I’ve pointed out before how restrictive the Mary Kay agreements are. This is nothing new, and in all of Amy’s years with Mary Kay, she didn’t seem to have any problem with that agreement. It was all fine while she was getting the commission checks, right?
- She was not a “consumer, ” so the Texas law she cites doesn’t apply. Under that law, a consumer is a purchaser of goods or services, and that her complaint arises out of that purchase. Mary Kay says Dunlap did not acquire anything under the NSD agreement by purchase, and that what she received (the right to earn commissions) was not a good or service.
- The NSD agreement does not violate Texas law by prohibiting the sale or transfer of Dunlap’s distributorship, as she alleges. The Texas law says that “unless otherwise agreed,” rights can be assigned. And in the NSD agreement, Dunlap “otherwise agree.” (i.e. When she signed the contract, she agreed she couldn’t sell or transfer.)

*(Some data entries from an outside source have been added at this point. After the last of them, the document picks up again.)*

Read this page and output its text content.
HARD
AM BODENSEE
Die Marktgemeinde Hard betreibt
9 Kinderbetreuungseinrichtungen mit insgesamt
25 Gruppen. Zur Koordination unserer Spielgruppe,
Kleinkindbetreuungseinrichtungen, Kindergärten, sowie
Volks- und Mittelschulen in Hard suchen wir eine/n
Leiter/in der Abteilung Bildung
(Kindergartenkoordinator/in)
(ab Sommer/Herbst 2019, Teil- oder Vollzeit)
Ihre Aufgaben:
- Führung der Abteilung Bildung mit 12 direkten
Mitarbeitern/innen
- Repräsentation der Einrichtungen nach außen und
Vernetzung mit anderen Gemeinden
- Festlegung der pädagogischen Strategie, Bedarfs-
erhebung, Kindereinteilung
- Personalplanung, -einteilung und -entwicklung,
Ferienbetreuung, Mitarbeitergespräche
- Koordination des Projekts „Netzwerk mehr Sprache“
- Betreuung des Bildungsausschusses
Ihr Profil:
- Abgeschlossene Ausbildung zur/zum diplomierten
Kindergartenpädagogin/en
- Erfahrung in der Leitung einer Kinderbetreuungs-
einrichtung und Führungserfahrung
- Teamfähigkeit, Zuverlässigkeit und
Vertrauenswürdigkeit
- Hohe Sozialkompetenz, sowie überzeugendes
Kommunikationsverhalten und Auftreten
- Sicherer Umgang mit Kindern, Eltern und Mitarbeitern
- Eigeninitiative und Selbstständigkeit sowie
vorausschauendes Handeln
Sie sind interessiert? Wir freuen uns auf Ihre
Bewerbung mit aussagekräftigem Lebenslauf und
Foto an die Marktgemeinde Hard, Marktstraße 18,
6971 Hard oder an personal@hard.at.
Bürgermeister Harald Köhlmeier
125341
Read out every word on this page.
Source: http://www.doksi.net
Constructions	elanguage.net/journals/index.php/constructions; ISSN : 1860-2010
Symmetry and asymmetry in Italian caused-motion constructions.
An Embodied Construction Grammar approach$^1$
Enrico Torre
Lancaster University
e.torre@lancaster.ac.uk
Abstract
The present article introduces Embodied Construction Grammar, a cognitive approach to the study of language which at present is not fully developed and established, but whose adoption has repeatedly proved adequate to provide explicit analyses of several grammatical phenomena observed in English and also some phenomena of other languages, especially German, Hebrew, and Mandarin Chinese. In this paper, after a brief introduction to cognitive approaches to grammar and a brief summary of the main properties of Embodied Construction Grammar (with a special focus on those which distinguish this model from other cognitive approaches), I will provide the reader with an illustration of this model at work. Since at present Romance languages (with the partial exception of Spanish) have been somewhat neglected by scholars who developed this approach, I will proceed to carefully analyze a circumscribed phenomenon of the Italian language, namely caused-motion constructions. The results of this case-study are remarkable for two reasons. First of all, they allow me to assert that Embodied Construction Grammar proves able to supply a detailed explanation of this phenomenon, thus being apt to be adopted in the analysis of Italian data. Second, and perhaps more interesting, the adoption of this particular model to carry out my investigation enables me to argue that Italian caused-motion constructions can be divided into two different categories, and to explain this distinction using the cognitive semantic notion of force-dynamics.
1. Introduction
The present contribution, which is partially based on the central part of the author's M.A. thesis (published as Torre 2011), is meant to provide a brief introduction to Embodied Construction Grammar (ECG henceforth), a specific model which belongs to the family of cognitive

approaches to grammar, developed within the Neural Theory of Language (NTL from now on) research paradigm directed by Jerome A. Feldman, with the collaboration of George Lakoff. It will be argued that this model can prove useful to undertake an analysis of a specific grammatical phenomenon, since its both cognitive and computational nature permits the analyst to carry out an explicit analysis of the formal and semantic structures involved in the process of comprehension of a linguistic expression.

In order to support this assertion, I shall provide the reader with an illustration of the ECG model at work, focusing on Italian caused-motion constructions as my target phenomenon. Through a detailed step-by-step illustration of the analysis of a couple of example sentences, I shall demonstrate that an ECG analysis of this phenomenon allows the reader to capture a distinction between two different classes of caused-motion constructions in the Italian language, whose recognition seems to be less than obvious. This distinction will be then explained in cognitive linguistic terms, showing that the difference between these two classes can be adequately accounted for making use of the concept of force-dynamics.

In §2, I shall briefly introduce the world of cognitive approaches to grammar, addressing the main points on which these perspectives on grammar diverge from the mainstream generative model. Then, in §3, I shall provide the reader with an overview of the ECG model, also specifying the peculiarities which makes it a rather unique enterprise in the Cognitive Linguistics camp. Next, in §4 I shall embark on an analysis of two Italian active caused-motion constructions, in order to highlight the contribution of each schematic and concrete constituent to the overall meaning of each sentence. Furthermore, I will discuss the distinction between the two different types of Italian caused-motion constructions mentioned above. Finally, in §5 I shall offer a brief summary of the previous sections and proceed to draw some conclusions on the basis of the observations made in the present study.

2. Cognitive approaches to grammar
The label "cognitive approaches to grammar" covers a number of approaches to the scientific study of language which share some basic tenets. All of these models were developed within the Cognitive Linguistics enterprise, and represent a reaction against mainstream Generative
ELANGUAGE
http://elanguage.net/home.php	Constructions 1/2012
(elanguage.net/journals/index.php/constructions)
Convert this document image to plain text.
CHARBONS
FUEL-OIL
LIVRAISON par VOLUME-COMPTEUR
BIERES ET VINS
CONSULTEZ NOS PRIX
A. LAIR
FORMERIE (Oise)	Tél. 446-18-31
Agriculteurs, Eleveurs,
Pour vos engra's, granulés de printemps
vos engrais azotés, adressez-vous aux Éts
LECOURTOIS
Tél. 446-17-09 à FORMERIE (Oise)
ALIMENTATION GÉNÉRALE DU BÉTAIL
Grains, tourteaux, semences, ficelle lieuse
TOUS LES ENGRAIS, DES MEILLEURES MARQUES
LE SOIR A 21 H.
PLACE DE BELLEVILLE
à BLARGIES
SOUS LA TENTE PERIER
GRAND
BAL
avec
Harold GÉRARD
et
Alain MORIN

- Dunlap objects to the non-compete, which Mary Kay says is more accurately a non-solicitation agreement. Mary Kay says Amy hasn’t shown how the non-solicitation agreement has an adverse affect on the market (impairing competition), so this claim should be thrown out.
The repeated representations that Defendant owned her “own business” which is inconsistent with Section 13 “Assignability” of the Independent National Sales Director Agreement (“INSDA”) attached to the Answer and Counterclaim as Exhibit “A,” shows a conscious scheme and plan by Plaintiff which was a deceptive act and practice under the DTPA. Defendant built an organization of consultants in Mary Kay which is still generating substantial sales and income from those sales to the Plaintiff. The forfeiture by Plaintiff of her income stream from those ongoing sales by the organization of consultants that she built is “unconscionable” under the DTPA. Defendant has alleged her right to receive compensation for such a forfeiture in paragraph 13, Count 1 of her Counterclaim. Plaintiff’s refusal to allow her to obtain the benefit of the income stream is, at the very least, grossly inconsistent with the last sentence of § 2.210(b).
So who really owns the “business” if there even is one? Apparently Mary Kay. You can quit or otherwise leave Mary Kay, but you can’t take anything with you and you can’t sell anything. Once you’re done with Mary Kay, you give up all rights to any customers or income stream. That is not a business, my friends.